5.5. Current Strategies and Future Challenges
At present, the treatment of radiation-induced lumbosacral plexopathy is only symptomatic, as a curative strategy is still not defined. The pain, if present, is treated with non-opioid analgesics, benzodiazepines, tricyclic antidepressants, and antiepileptics, whereas carbamazepine could be used to reduce nerve hyperexcitability, like myokymia (3); however, the role of surgery is still not established.
Vitamins B1 - B6 are often used in clinical practice. Physical therapy is advised for the maintenance of muscular function. It is also very important to avoid the carrying of heavy loads and to avoid movements in extension that could stretch the suffering plexus (3). Experimental treatments are currently under investigation, such as heparin and warfarin, combined pentoxifylline and tocopherol alone or in combination with clodronate (PENTOCLO) (11, 13).
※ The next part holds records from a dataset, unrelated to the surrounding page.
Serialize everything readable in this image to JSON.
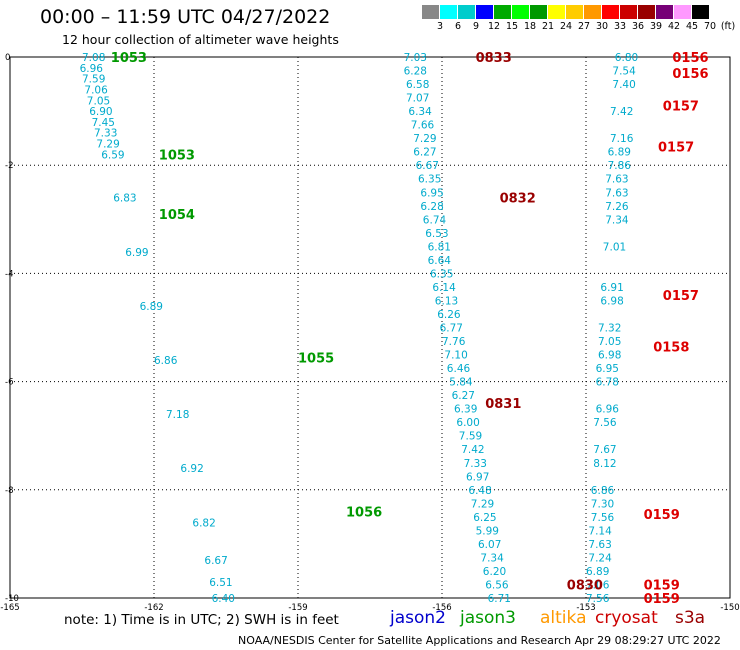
{
  "header": {
    "title": "00:00 – 11:59 UTC 04/27/2022",
    "subtitle": "12 hour collection of altimeter wave heights"
  },
  "color_scale": {
    "colors": [
      "#888888",
      "#00ffff",
      "#00cccc",
      "#0000ff",
      "#00aa00",
      "#00ff00",
      "#009900",
      "#ffff00",
      "#ffcc00",
      "#ff9900",
      "#ff0000",
      "#cc0000",
      "#990000",
      "#770077",
      "#ff99ff",
      "#000000"
    ],
    "labels": [
      "3",
      "6",
      "9",
      "12",
      "15",
      "18",
      "21",
      "24",
      "27",
      "30",
      "33",
      "36",
      "39",
      "42",
      "45",
      "70",
      "(ft)"
    ]
  },
  "footer": {
    "note": "note:  1) Time is in UTC;  2) SWH is in feet",
    "credit": "NOAA/NESDIS Center for Satellite Applications and Research     Apr 29 08:29:27 UTC 2022",
    "satellites": [
      {
        "name": "jason2",
        "color": "#0000cc"
      },
      {
        "name": "jason3",
        "color": "#009900"
      },
      {
        "name": "altika",
        "color": "#ff9900"
      },
      {
        "name": "cryosat",
        "color": "#cc0000"
      },
      {
        "name": "s3a",
        "color": "#990000"
      }
    ]
  },
  "chart_data": {
    "type": "scatter",
    "title": "00:00 – 11:59 UTC 04/27/2022",
    "subtitle": "12 hour collection of altimeter wave heights",
    "xlabel": "",
    "ylabel": "",
    "xlim": [
      -165,
      -150
    ],
    "ylim": [
      -10,
      0
    ],
    "x_ticks": [
      -165,
      -162,
      -159,
      -156,
      -153,
      -150
    ],
    "y_ticks": [
      0,
      -2,
      -4,
      -6,
      -8,
      -10
    ],
    "grid": true,
    "tracks": [
      {
        "name": "jason3 track (west)",
        "color": "#00aacc",
        "points": [
          {
            "x": -163.5,
            "y": 0.0,
            "v": "7.08"
          },
          {
            "x": -163.55,
            "y": -0.2,
            "v": "6.96"
          },
          {
            "x": -163.5,
            "y": -0.4,
            "v": "7.59"
          },
          {
            "x": -163.45,
            "y": -0.6,
            "v": "7.06"
          },
          {
            "x": -163.4,
            "y": -0.8,
            "v": "7.05"
          },
          {
            "x": -163.35,
            "y": -1.0,
            "v": "6.90"
          },
          {
            "x": -163.3,
            "y": -1.2,
            "v": "7.45"
          },
          {
            "x": -163.25,
            "y": -1.4,
            "v": "7.33"
          },
          {
            "x": -163.2,
            "y": -1.6,
            "v": "7.29"
          },
          {
            "x": -163.1,
            "y": -1.8,
            "v": "6.59"
          },
          {
            "x": -162.85,
            "y": -2.6,
            "v": "6.83"
          },
          {
            "x": -162.6,
            "y": -3.6,
            "v": "6.99"
          },
          {
            "x": -162.3,
            "y": -4.6,
            "v": "6.89"
          },
          {
            "x": -162.0,
            "y": -5.6,
            "v": "6.86"
          },
          {
            "x": -161.75,
            "y": -6.6,
            "v": "7.18"
          },
          {
            "x": -161.45,
            "y": -7.6,
            "v": "6.92"
          },
          {
            "x": -161.2,
            "y": -8.6,
            "v": "6.82"
          },
          {
            "x": -160.95,
            "y": -9.3,
            "v": "6.67"
          },
          {
            "x": -160.85,
            "y": -9.7,
            "v": "6.51"
          },
          {
            "x": -160.8,
            "y": -10.0,
            "v": "6.40"
          }
        ]
      },
      {
        "name": "middle track",
        "color": "#00aacc",
        "points": [
          {
            "x": -156.8,
            "y": 0.0,
            "v": "7.03"
          },
          {
            "x": -156.8,
            "y": -0.25,
            "v": "6.28"
          },
          {
            "x": -156.75,
            "y": -0.5,
            "v": "6.58"
          },
          {
            "x": -156.75,
            "y": -0.75,
            "v": "7.07"
          },
          {
            "x": -156.7,
            "y": -1.0,
            "v": "6.34"
          },
          {
            "x": -156.65,
            "y": -1.25,
            "v": "7.66"
          },
          {
            "x": -156.6,
            "y": -1.5,
            "v": "7.29"
          },
          {
            "x": -156.6,
            "y": -1.75,
            "v": "6.27"
          },
          {
            "x": -156.55,
            "y": -2.0,
            "v": "6.67"
          },
          {
            "x": -156.5,
            "y": -2.25,
            "v": "6.35"
          },
          {
            "x": -156.45,
            "y": -2.5,
            "v": "6.95"
          },
          {
            "x": -156.45,
            "y": -2.75,
            "v": "6.28"
          },
          {
            "x": -156.4,
            "y": -3.0,
            "v": "6.74"
          },
          {
            "x": -156.35,
            "y": -3.25,
            "v": "6.53"
          },
          {
            "x": -156.3,
            "y": -3.5,
            "v": "6.81"
          },
          {
            "x": -156.3,
            "y": -3.75,
            "v": "6.64"
          },
          {
            "x": -156.25,
            "y": -4.0,
            "v": "6.35"
          },
          {
            "x": -156.2,
            "y": -4.25,
            "v": "6.14"
          },
          {
            "x": -156.15,
            "y": -4.5,
            "v": "6.13"
          },
          {
            "x": -156.1,
            "y": -4.75,
            "v": "6.26"
          },
          {
            "x": -156.05,
            "y": -5.0,
            "v": "6.77"
          },
          {
            "x": -156.0,
            "y": -5.25,
            "v": "7.76"
          },
          {
            "x": -155.95,
            "y": -5.5,
            "v": "7.10"
          },
          {
            "x": -155.9,
            "y": -5.75,
            "v": "6.46"
          },
          {
            "x": -155.85,
            "y": -6.0,
            "v": "5.84"
          },
          {
            "x": -155.8,
            "y": -6.25,
            "v": "6.27"
          },
          {
            "x": -155.75,
            "y": -6.5,
            "v": "6.39"
          },
          {
            "x": -155.7,
            "y": -6.75,
            "v": "6.00"
          },
          {
            "x": -155.65,
            "y": -7.0,
            "v": "7.59"
          },
          {
            "x": -155.6,
            "y": -7.25,
            "v": "7.42"
          },
          {
            "x": -155.55,
            "y": -7.5,
            "v": "7.33"
          },
          {
            "x": -155.5,
            "y": -7.75,
            "v": "6.97"
          },
          {
            "x": -155.45,
            "y": -8.0,
            "v": "6.48"
          },
          {
            "x": -155.4,
            "y": -8.25,
            "v": "7.29"
          },
          {
            "x": -155.35,
            "y": -8.5,
            "v": "6.25"
          },
          {
            "x": -155.3,
            "y": -8.75,
            "v": "5.99"
          },
          {
            "x": -155.25,
            "y": -9.0,
            "v": "6.07"
          },
          {
            "x": -155.2,
            "y": -9.25,
            "v": "7.34"
          },
          {
            "x": -155.15,
            "y": -9.5,
            "v": "6.20"
          },
          {
            "x": -155.1,
            "y": -9.75,
            "v": "6.56"
          },
          {
            "x": -155.05,
            "y": -10.0,
            "v": "6.71"
          }
        ]
      },
      {
        "name": "east track",
        "color": "#00aacc",
        "points": [
          {
            "x": -152.4,
            "y": 0.0,
            "v": "6.80"
          },
          {
            "x": -152.45,
            "y": -0.25,
            "v": "7.54"
          },
          {
            "x": -152.45,
            "y": -0.5,
            "v": "7.40"
          },
          {
            "x": -152.5,
            "y": -1.0,
            "v": "7.42"
          },
          {
            "x": -152.5,
            "y": -1.5,
            "v": "7.16"
          },
          {
            "x": -152.55,
            "y": -1.75,
            "v": "6.89"
          },
          {
            "x": -152.55,
            "y": -2.0,
            "v": "7.86"
          },
          {
            "x": -152.6,
            "y": -2.25,
            "v": "7.63"
          },
          {
            "x": -152.6,
            "y": -2.5,
            "v": "7.63"
          },
          {
            "x": -152.6,
            "y": -2.75,
            "v": "7.26"
          },
          {
            "x": -152.6,
            "y": -3.0,
            "v": "7.34"
          },
          {
            "x": -152.65,
            "y": -3.5,
            "v": "7.01"
          },
          {
            "x": -152.7,
            "y": -4.25,
            "v": "6.91"
          },
          {
            "x": -152.7,
            "y": -4.5,
            "v": "6.98"
          },
          {
            "x": -152.75,
            "y": -5.0,
            "v": "7.32"
          },
          {
            "x": -152.75,
            "y": -5.25,
            "v": "7.05"
          },
          {
            "x": -152.75,
            "y": -5.5,
            "v": "6.98"
          },
          {
            "x": -152.8,
            "y": -5.75,
            "v": "6.95"
          },
          {
            "x": -152.8,
            "y": -6.0,
            "v": "6.78"
          },
          {
            "x": -152.8,
            "y": -6.5,
            "v": "6.96"
          },
          {
            "x": -152.85,
            "y": -6.75,
            "v": "7.56"
          },
          {
            "x": -152.85,
            "y": -7.25,
            "v": "7.67"
          },
          {
            "x": -152.85,
            "y": -7.5,
            "v": "8.12"
          },
          {
            "x": -152.9,
            "y": -8.0,
            "v": "6.86"
          },
          {
            "x": -152.9,
            "y": -8.25,
            "v": "7.30"
          },
          {
            "x": -152.9,
            "y": -8.5,
            "v": "7.56"
          },
          {
            "x": -152.95,
            "y": -8.75,
            "v": "7.14"
          },
          {
            "x": -152.95,
            "y": -9.0,
            "v": "7.63"
          },
          {
            "x": -152.95,
            "y": -9.25,
            "v": "7.24"
          },
          {
            "x": -153.0,
            "y": -9.5,
            "v": "6.89"
          },
          {
            "x": -153.0,
            "y": -9.75,
            "v": "7.06"
          },
          {
            "x": -153.0,
            "y": -10.0,
            "v": "7.56"
          }
        ]
      }
    ],
    "time_labels": [
      {
        "text": "1053",
        "color": "#009900",
        "x": -162.9,
        "y": 0.0
      },
      {
        "text": "1053",
        "color": "#009900",
        "x": -161.9,
        "y": -1.8
      },
      {
        "text": "1054",
        "color": "#009900",
        "x": -161.9,
        "y": -2.9
      },
      {
        "text": "1055",
        "color": "#009900",
        "x": -159.0,
        "y": -5.55
      },
      {
        "text": "1056",
        "color": "#009900",
        "x": -158.0,
        "y": -8.4
      },
      {
        "text": "0833",
        "color": "#990000",
        "x": -155.3,
        "y": 0.0
      },
      {
        "text": "0832",
        "color": "#990000",
        "x": -154.8,
        "y": -2.6
      },
      {
        "text": "0831",
        "color": "#990000",
        "x": -155.1,
        "y": -6.4
      },
      {
        "text": "0830",
        "color": "#990000",
        "x": -153.4,
        "y": -9.75
      },
      {
        "text": "0156",
        "color": "#dd0000",
        "x": -151.2,
        "y": 0.0
      },
      {
        "text": "0156",
        "color": "#dd0000",
        "x": -151.2,
        "y": -0.3
      },
      {
        "text": "0157",
        "color": "#dd0000",
        "x": -151.4,
        "y": -0.9
      },
      {
        "text": "0157",
        "color": "#dd0000",
        "x": -151.5,
        "y": -1.65
      },
      {
        "text": "0157",
        "color": "#dd0000",
        "x": -151.4,
        "y": -4.4
      },
      {
        "text": "0158",
        "color": "#dd0000",
        "x": -151.6,
        "y": -5.35
      },
      {
        "text": "0159",
        "color": "#dd0000",
        "x": -151.8,
        "y": -8.45
      },
      {
        "text": "0159",
        "color": "#dd0000",
        "x": -151.8,
        "y": -9.75
      },
      {
        "text": "0159",
        "color": "#dd0000",
        "x": -151.8,
        "y": -10.0
      }
    ]
  }
}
As always in medicine, the best approach could be prevention by reducing the total dose, the dose per fraction, and the RT volumes, especially in high-risk patients. In this regard, it is noteworthy to underline that currently in clinical trials, the lumbosacral plexus is still not defined as an organ at risk (OAR). Thus, in spite of the use of more advanced techniques of radiation therapy, such as intensity modulated radiotherapy (IMRT), this organ could undergo unwanted “dose dumping”. Yi et al. tried to standardize a method for contouring the lumbosacral plexus, but unfortunately, it is currently not adopted at most RT Departments, as well as in clinical trials (16, 17).
Radiation-induced lumbosacral plexopathy is actually under-recognized although its symptomatology can really compromise the quality of life of patients often cured of cancer. In the next future, it is of paramount importance to start studying this type of RT-induced damage, including the dosimetry parameters (total dose, dose per fraction, and dose-volume histograms of the whole organ according the standardized contouring) and clinical parameters (sex, age, cancer, smoking status, and comorbidities) with an appropriate follow-up time, thus providing sufficient data to develop organ sparing strategies tailored to individual patients.